Ashadh Shuddha Chaturthi
Kuala Lumpur (Malaysia): Five Hindu activists, including one elected to parliament from behind bars, will stay in detention under Malaysia’s harsh internal security laws, the Home Minister said.
An advisory board recommended the five, arrested after organising an illegal rally last November which police used tear gas, water cannon and batons to break up, remain in indefinite detention, Home Minister Syed Hamid Albar said on Saturday.
The five members of the Hindu Rights Action Force (Hindraf) were deemed a threat under the colonial-era Internal Security Act (ISA), Hamid Albar said after visiting three of the detainees at an ISA detention camp outside Taiping in northern Malaysia.

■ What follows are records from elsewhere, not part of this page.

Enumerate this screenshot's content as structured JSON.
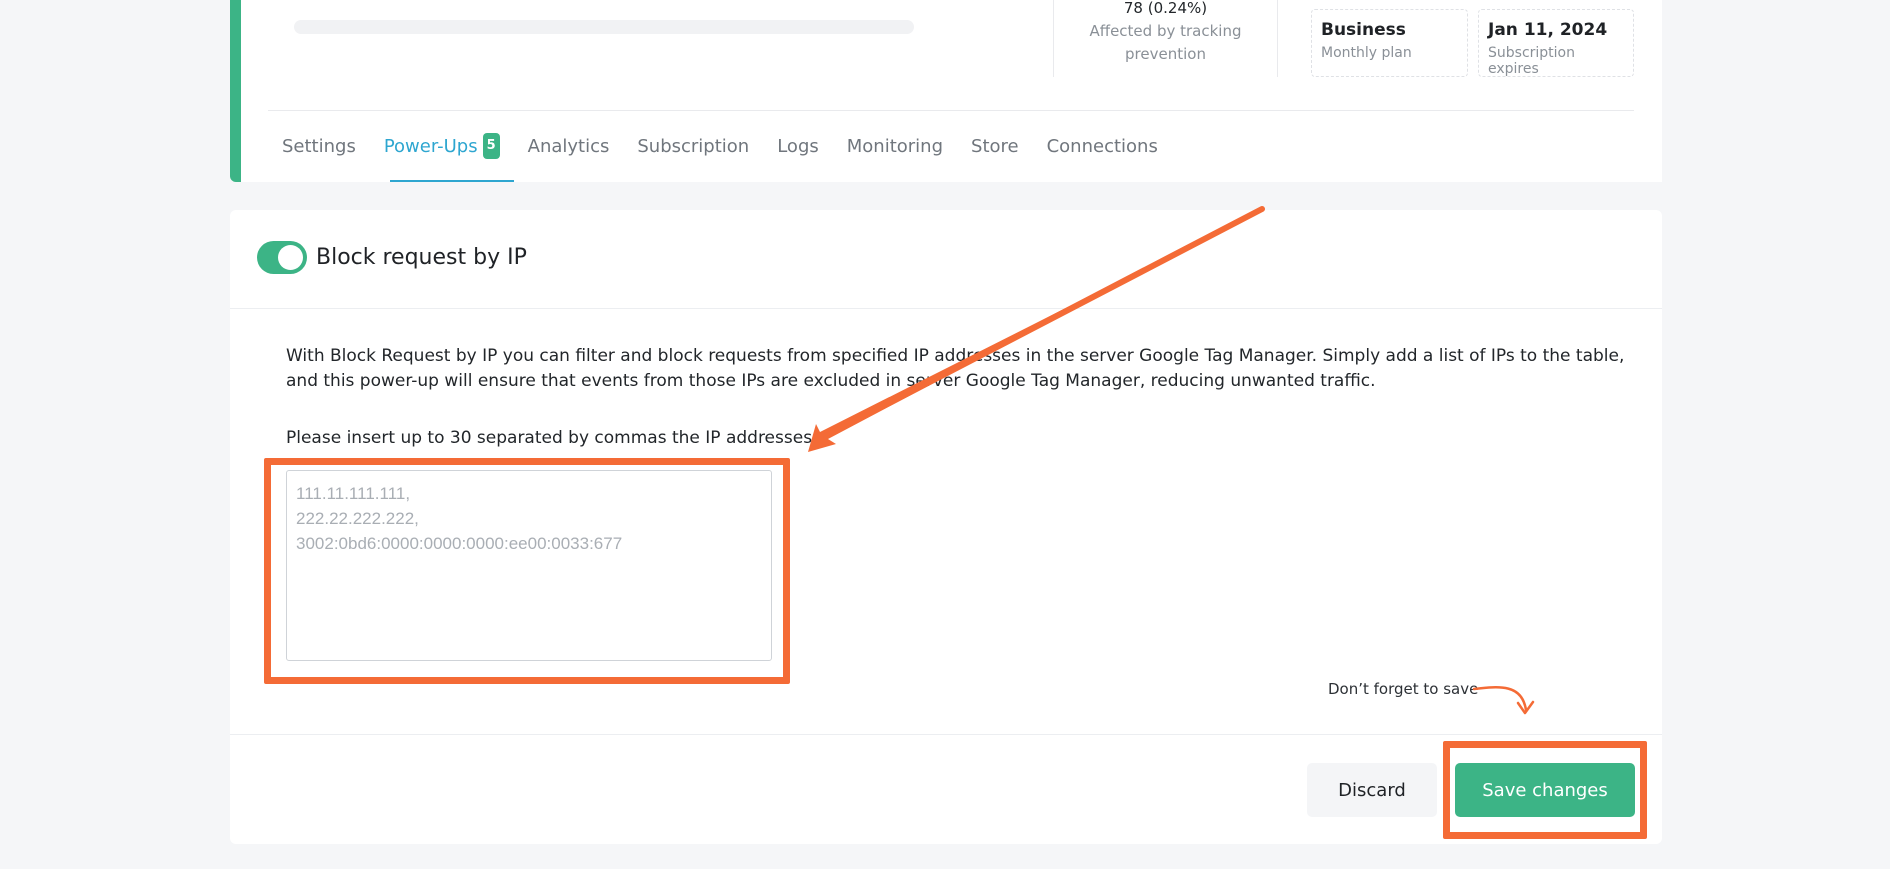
{
  "stats": {
    "tracking_value": "78 (0.24%)",
    "tracking_label": "Affected by tracking prevention"
  },
  "plan": {
    "name": "Business",
    "period": "Monthly plan"
  },
  "subscription": {
    "date": "Jan 11, 2024",
    "label": "Subscription expires"
  },
  "tabs": [
    {
      "label": "Settings"
    },
    {
      "label": "Power-Ups",
      "badge": "5"
    },
    {
      "label": "Analytics"
    },
    {
      "label": "Subscription"
    },
    {
      "label": "Logs"
    },
    {
      "label": "Monitoring"
    },
    {
      "label": "Store"
    },
    {
      "label": "Connections"
    }
  ],
  "powerup": {
    "title": "Block request by IP",
    "enabled": true,
    "description": "With Block Request by IP you can filter and block requests from specified IP addresses in the server Google Tag Manager. Simply add a list of IPs to the table, and this power-up will ensure that events from those IPs are excluded in server Google Tag Manager, reducing unwanted traffic.",
    "ip_label": "Please insert up to 30 separated by commas the IP addresses:",
    "ip_value": "",
    "ip_placeholder": "111.11.111.111,\n222.22.222.222,\n3002:0bd6:0000:0000:0000:ee00:0033:677"
  },
  "annotation": {
    "save_note": "Don’t forget to save"
  },
  "actions": {
    "discard_label": "Discard",
    "save_label": "Save changes"
  },
  "colors": {
    "accent_green": "#3cb486",
    "tab_active": "#2ea6d0",
    "annotation_orange": "#f46b36"
  }
}
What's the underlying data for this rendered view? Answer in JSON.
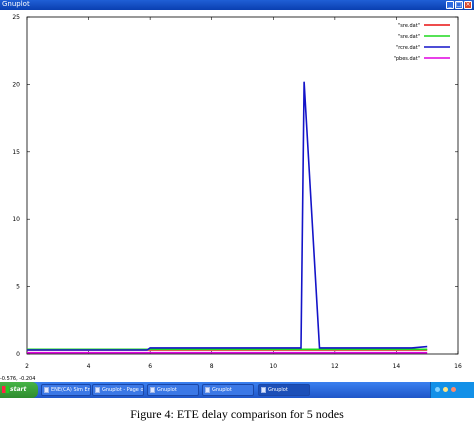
{
  "window": {
    "title": "Gnuplot"
  },
  "chart_data": {
    "type": "line",
    "xlim": [
      2,
      16
    ],
    "ylim": [
      0,
      25
    ],
    "x_ticks": [
      "2",
      "4",
      "6",
      "8",
      "10",
      "12",
      "14",
      "16"
    ],
    "y_ticks": [
      "0",
      "5",
      "10",
      "15",
      "20",
      "25"
    ],
    "legend_position": "top-right",
    "series": [
      {
        "name": "\"sre.dat\"",
        "color": "#e81010",
        "points": [
          [
            2,
            0.3
          ],
          [
            15,
            0.3
          ]
        ]
      },
      {
        "name": "\"sre.dat\"",
        "color": "#1ed81e",
        "points": [
          [
            2,
            0.35
          ],
          [
            15,
            0.35
          ]
        ]
      },
      {
        "name": "\"rcre.dat\"",
        "color": "#1414c8",
        "points": [
          [
            2,
            0.3
          ],
          [
            5.9,
            0.3
          ],
          [
            6.0,
            0.45
          ],
          [
            10.9,
            0.45
          ],
          [
            11.0,
            20.2
          ],
          [
            11.5,
            0.45
          ],
          [
            14.5,
            0.45
          ],
          [
            15,
            0.55
          ]
        ]
      },
      {
        "name": "\"pbes.dat\"",
        "color": "#e000e0",
        "points": [
          [
            2,
            0.1
          ],
          [
            15,
            0.1
          ]
        ]
      }
    ]
  },
  "status": {
    "coords": "-0.576, -0.204"
  },
  "taskbar": {
    "start_label": "start",
    "items": [
      {
        "label": "ENE(CA) Sim En...",
        "active": false
      },
      {
        "label": "Gnuplot - Page o...",
        "active": false
      },
      {
        "label": "Gnuplot",
        "active": false
      },
      {
        "label": "Gnuplot",
        "active": false
      },
      {
        "label": "Gnuplot",
        "active": true
      }
    ],
    "tray_time": ""
  },
  "caption": "Figure 4: ETE delay comparison for 5 nodes"
}
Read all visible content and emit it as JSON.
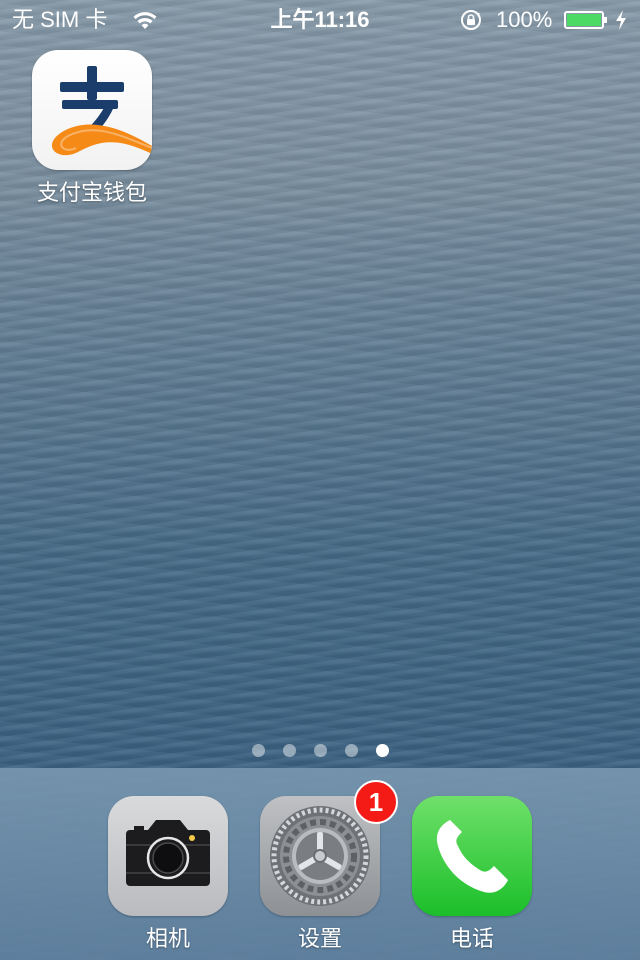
{
  "status_bar": {
    "carrier": "无 SIM 卡",
    "wifi_icon": "wifi-icon",
    "time": "上午11:16",
    "rotation_lock_icon": "rotation-lock-icon",
    "battery_percent": "100%",
    "battery_level": 1.0,
    "charging_icon": "bolt-icon"
  },
  "home": {
    "apps": [
      {
        "label": "支付宝钱包",
        "icon": "alipay-icon"
      }
    ],
    "page_count": 5,
    "current_page": 5
  },
  "dock": {
    "apps": [
      {
        "label": "相机",
        "icon": "camera-icon"
      },
      {
        "label": "设置",
        "icon": "settings-gear-icon",
        "badge": "1"
      },
      {
        "label": "电话",
        "icon": "phone-icon"
      }
    ]
  },
  "colors": {
    "alipay_blue": "#1b3d6b",
    "alipay_orange": "#f58a17",
    "badge_red": "#f41b17",
    "battery_green": "#4cd964"
  }
}
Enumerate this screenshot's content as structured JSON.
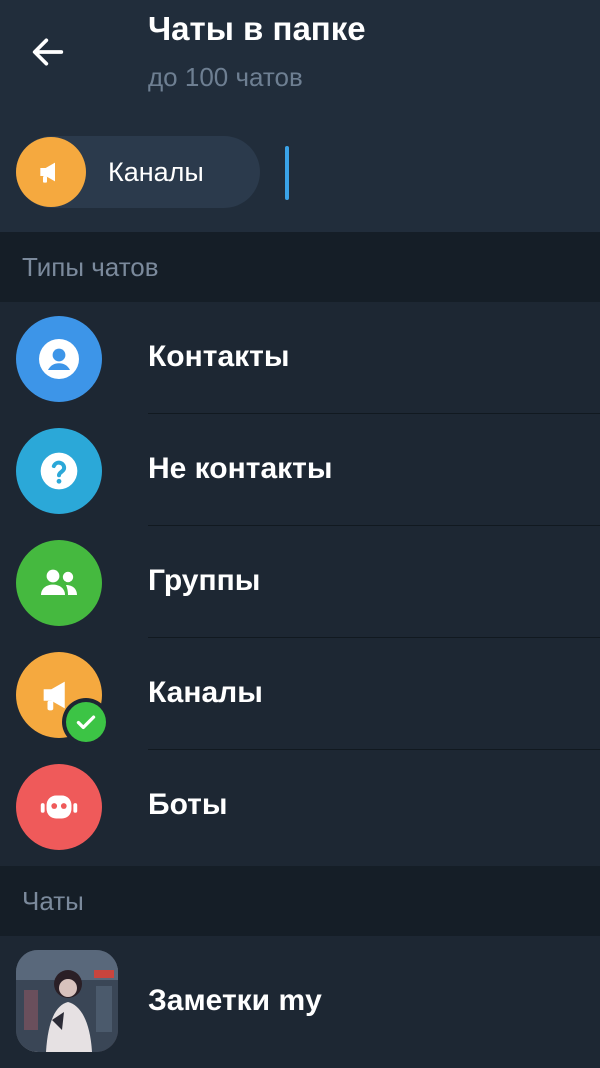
{
  "header": {
    "title": "Чаты в папке",
    "subtitle": "до 100 чатов"
  },
  "chips": [
    {
      "label": "Каналы",
      "icon": "megaphone-icon",
      "color": "#f5a93f"
    }
  ],
  "sections": {
    "chat_types": "Типы чатов",
    "chats": "Чаты"
  },
  "chat_types": [
    {
      "label": "Контакты",
      "icon": "contact-icon",
      "color": "#3d95e8",
      "selected": false
    },
    {
      "label": "Не контакты",
      "icon": "question-icon",
      "color": "#2ba8d8",
      "selected": false
    },
    {
      "label": "Группы",
      "icon": "group-icon",
      "color": "#45b93f",
      "selected": false
    },
    {
      "label": "Каналы",
      "icon": "megaphone-icon",
      "color": "#f5a93f",
      "selected": true
    },
    {
      "label": "Боты",
      "icon": "bot-icon",
      "color": "#ef5a5a",
      "selected": false
    }
  ],
  "chats": [
    {
      "label": "Заметки my",
      "icon": "photo-avatar"
    }
  ],
  "colors": {
    "background": "#1d2733",
    "header": "#212d3b",
    "section": "#151e27",
    "accent": "#3aa3e8",
    "check": "#3cc445"
  }
}
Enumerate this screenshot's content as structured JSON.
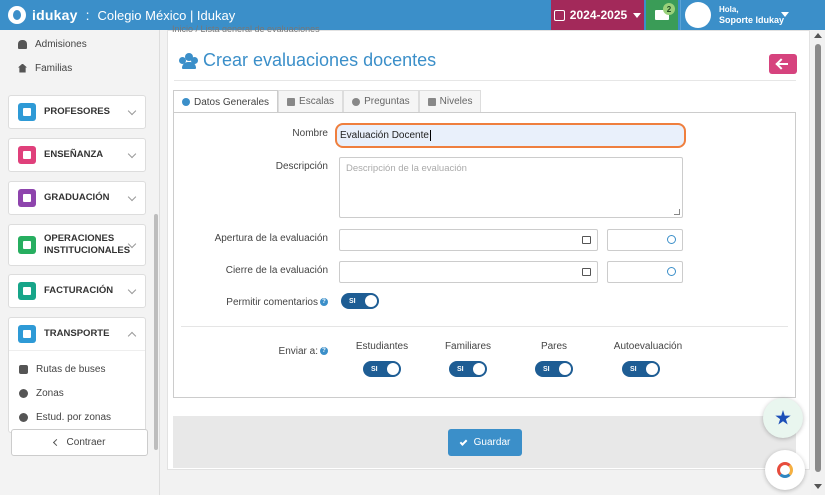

One of the activists, lawyer M. Manoharan, was nominated as a candidate by an opposition party in the watershed March 8 general election, and though locked up throughout the election campaign, won his seat with a convincing majority.
The opposition made unprecedented gains in that election, wining control of five of Malaysia’s 13 states and coming within 30 seats of taking control of the 222-member parliament.
Ethnic Indians make up 7 percent of Malaysia’s 26 million population, and like ethnic Chinese, have expressed growing resentment against decades-old government policies giving majority Muslim-Malays preferential treatment.
Malaysia has long been wary of anything that might upset racial harmony in the multicultural and relatively prosperous Southeast Asian nation.
Lawyers for the group want the five to be charged in court or at least released into the custody of their families.
But Hamid Albar said a formal trial would mean "exposing intelligence-based information", the New Straits Times on Sunday quoted him as saying.
"Charging someone in court will mean putting all the evidence and testimony in the open."
He said 62 people are being held in the Kamunting detention centre, including two separatists from southern Thailand, seven "foreign intelligence agents", and 42 Islamic militants from Jemaah Islamiah (JI) and Darul Islam, a decades-old precursor to the militant JI in Indonesia.